The term 'sadism' was popularised by psychiatrist Richard von Krafft-Ebing in 1886 and stems from the writings of the Marquis de Sade (de Sade's writing style had been referred to as "le sadisme" for years, Krafft-Ebing was the first to use the term in a clinical manner).
While clinically sadism is counted as a disorder and a sexual perversion, we often use the term in our day-to-day parlance to describe a person who loves to hurt someone emotionally. This could be for any reason, from disagreement on a belief to having suffered pain (physical or emotional) at the hands of someone else. And by this definition, there is innate sadism in all of us. We wouldn’t like to accept it openly, but in the deep recesses of our mind, we may often be surprised to see how much we love to see our enemies in pain. Many good people, in defending their deeply felt beliefs, cross the line of reason and perpetrate emotional if not physical violence to others. The dark forces in human nature are close to the surface, and the smallest thing can trigger them unless we remain conscious of the dangers. The urge to defend our opinion is natural. And defence too easily turns into attack.
Psychologists say that such an emotion is "normal," often a product of jealousy and insecurity. According to consultant psychiatrist Puneet Dwevedi, "this streak emanates from our inability to handle pain which in turn fuels the urge to see others in similar pain.’’ The mature way of handling pain would be to absorb it, strengthen the inner spirit to deal with further adversities and move on.
But the average person tends to take a less noble route – by taking out their frustrations on people less powerful. Raghav Munshi, a software professional in Delhi claims that his boss fits the bill of such a "everyday sadist". To prove his claim he cites an example. "I was running fever and yet I turned up at office to finish off some pending work and my boss despite seeing my sorry state kept on giving me more work."
According to clinical psychologist Rakhi Anand who works at VIMHANS, Delhi, such people suffer from deep-rooted anxieties and complexes. "Such people are often found to have suffered from some kind of pain, trauma or abuse during childhood. As a result they don’t feel guilty for spoiling someone else’s happiness," says Anand. The underlying logic being that if you are unhappy in life, anyone else also ought to be.

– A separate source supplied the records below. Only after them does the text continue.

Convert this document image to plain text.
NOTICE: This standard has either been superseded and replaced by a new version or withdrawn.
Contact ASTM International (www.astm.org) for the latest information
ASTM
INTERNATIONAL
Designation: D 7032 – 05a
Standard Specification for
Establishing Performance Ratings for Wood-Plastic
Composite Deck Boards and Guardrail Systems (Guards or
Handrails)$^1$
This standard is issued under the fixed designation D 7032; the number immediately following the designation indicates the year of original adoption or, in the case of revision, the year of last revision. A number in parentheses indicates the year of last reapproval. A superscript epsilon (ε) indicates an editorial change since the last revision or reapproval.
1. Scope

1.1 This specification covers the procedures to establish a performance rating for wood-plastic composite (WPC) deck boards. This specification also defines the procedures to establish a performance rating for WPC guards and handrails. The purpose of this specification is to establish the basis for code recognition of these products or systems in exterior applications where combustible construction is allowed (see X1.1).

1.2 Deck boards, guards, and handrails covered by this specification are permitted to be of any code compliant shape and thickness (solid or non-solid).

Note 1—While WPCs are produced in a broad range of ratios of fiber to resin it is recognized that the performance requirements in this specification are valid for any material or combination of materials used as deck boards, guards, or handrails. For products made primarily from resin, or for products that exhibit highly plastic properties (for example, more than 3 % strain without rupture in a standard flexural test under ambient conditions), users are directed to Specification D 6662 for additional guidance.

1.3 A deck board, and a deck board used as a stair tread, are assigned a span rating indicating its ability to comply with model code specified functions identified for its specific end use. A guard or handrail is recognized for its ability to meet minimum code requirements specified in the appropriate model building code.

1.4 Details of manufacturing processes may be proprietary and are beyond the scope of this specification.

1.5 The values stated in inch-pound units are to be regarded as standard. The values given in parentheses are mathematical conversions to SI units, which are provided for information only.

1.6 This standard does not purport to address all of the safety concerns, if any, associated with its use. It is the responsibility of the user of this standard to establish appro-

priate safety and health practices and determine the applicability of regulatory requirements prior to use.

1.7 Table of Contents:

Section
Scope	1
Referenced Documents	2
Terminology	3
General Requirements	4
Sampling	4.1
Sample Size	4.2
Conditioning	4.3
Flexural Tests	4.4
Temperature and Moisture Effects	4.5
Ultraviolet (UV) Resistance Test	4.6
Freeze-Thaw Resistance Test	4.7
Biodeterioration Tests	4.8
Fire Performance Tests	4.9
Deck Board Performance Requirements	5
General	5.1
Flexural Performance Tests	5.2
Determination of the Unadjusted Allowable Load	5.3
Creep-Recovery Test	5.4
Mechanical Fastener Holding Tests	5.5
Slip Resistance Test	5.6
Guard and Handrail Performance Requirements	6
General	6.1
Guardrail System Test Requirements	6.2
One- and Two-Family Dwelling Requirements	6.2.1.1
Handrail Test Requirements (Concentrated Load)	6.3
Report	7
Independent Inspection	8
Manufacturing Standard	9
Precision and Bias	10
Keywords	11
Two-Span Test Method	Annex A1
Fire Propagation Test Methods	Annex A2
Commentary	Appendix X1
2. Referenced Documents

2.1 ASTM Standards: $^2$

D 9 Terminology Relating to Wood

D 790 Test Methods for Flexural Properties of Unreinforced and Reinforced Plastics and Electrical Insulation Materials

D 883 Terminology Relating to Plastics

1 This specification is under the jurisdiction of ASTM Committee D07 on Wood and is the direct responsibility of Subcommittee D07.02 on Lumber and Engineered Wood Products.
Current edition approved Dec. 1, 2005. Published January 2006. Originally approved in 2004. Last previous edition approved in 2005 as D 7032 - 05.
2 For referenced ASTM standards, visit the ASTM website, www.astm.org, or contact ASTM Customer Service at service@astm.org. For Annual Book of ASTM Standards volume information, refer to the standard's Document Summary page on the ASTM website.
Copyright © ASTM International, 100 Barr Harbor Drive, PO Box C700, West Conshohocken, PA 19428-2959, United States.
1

True sadists enjoy inflicting pain. The fact that their victim is enslaved to their whim and fancies gives them a great high. Psychologists say that while sadism is a very commonly observed disorder, unfortunately there hasn’t been much research on the subject. "We don’t know facts like the incidence of the disorder or if is it more prevalent in certain age groups," says Dr Madhumati Singh, psychologist with NGO Samvedna. Though one thing is sure that it is not caused by any chemical imbalance in the body but due to factors in the immediate environment of the person. The typical characteristics of such a person would be suffering from a number of complexes, inability to trust anyone, tendency to blame others and a string of unsuccessful relationships. And it’s surprising to see how commonly this streak is found in any given set of people. According to Anand, people who criticise a lot, speak out their minds without considering the sensitivities of people around him…all suffer from certain degrees of sadism. According to experts, critics and journalists are two popular professions that thrive on their sadistic approach. "Critics love to rip apart works that have taken people year’s to accomplish, it stems from the critic’s own inferiority complex and criticising other people — justifiably or unjustifiably — gives a them a false sense of power that eventually gives a vent to their own anxieties," says Anand.
Another identifying feature of people with a sadist streak is their faulty coping mechanism. When face-to-face with an adverse situation a sadist tends to hide his/her resentment and anxiety and let them linger. And these anxieties find a vent when the person sees someone else undergoing similar trouble or pain. The ideal way out would be to identify the source of the problem and deal with it directly and openly rather than nursing a grudge against a person/thing.
Happiness has many a fountainhead, both good and bad. In the end it just depends on which you let flow.